Dr. Heinz Kleinöder erklärt die Kraft-Messwerte unseres Reporters

Schon längst steht Elektrostimulation auf dem Trainingsplan vieler Leistungssportler, von Boxen bis Wasserball, und Sportwissenschaftler erforschen, wie Leistungssportler, die aus ihrem Körper alles herausholen wollen, auf die Stromreize reagieren. Sie suchen nach den optimalen Rahmenbedingungen: Wie lässt sich das Stromtraining nutzen, um die Muskeln möglichst effizient zu trainieren – in welchen Zeitabständen sollte man Stromreize geben, wie lange, wie stark, wie ist die optimale Erholungszeit?

Im Takt der Stromimpulse
So macht Reporter Aeneas Rooch, nachdem der Stromanzug eingestellt ist, unter Anleitung der Sportwissenschaftler Gymnastikübungen, um gleichzeitig Bein-, Arm- und Rumpf-Muskulatur zu stärken, im Takt der Stromimpulse. Er stellt fest: Selbst einfache Bewegungen sind unter einem zusätzlichen Stromreiz, der bestimmte Muskeln anspricht und zusammenzieht, schwierig – er muss sich konzentrieren, um die an sich leichten Bewegungen zu vollführen.

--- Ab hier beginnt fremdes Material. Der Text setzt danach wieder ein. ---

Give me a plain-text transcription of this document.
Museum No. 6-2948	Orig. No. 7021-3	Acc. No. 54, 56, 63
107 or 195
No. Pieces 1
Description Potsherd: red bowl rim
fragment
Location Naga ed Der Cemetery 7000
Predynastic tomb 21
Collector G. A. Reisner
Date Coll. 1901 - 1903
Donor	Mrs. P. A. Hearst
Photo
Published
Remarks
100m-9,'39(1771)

Nach 25 Minuten ist das kurze Training beendet, und eine erneute Messung auf der Bankdrückmaschine zeigt: Aeneas Rooch bringt nicht nur rund 20 Prozent mehr Kraft auf die Maschine, sondern erreicht die Maximalkraft auch schneller als vorher. Die Sportwissenschaftler schließen, dass sich das Training bereits in einer verbesserten Ansteuerung der Muskelfasern bemerkbar macht: Da Reporter Aeneas Rooch nicht zu hart mit EMS trainiert hat, ist er in der Lage, mehr Muskelfasern schneller anzusprechen, und erreicht damit einen höheren Maximalkraftwert in kürzerer Zeit.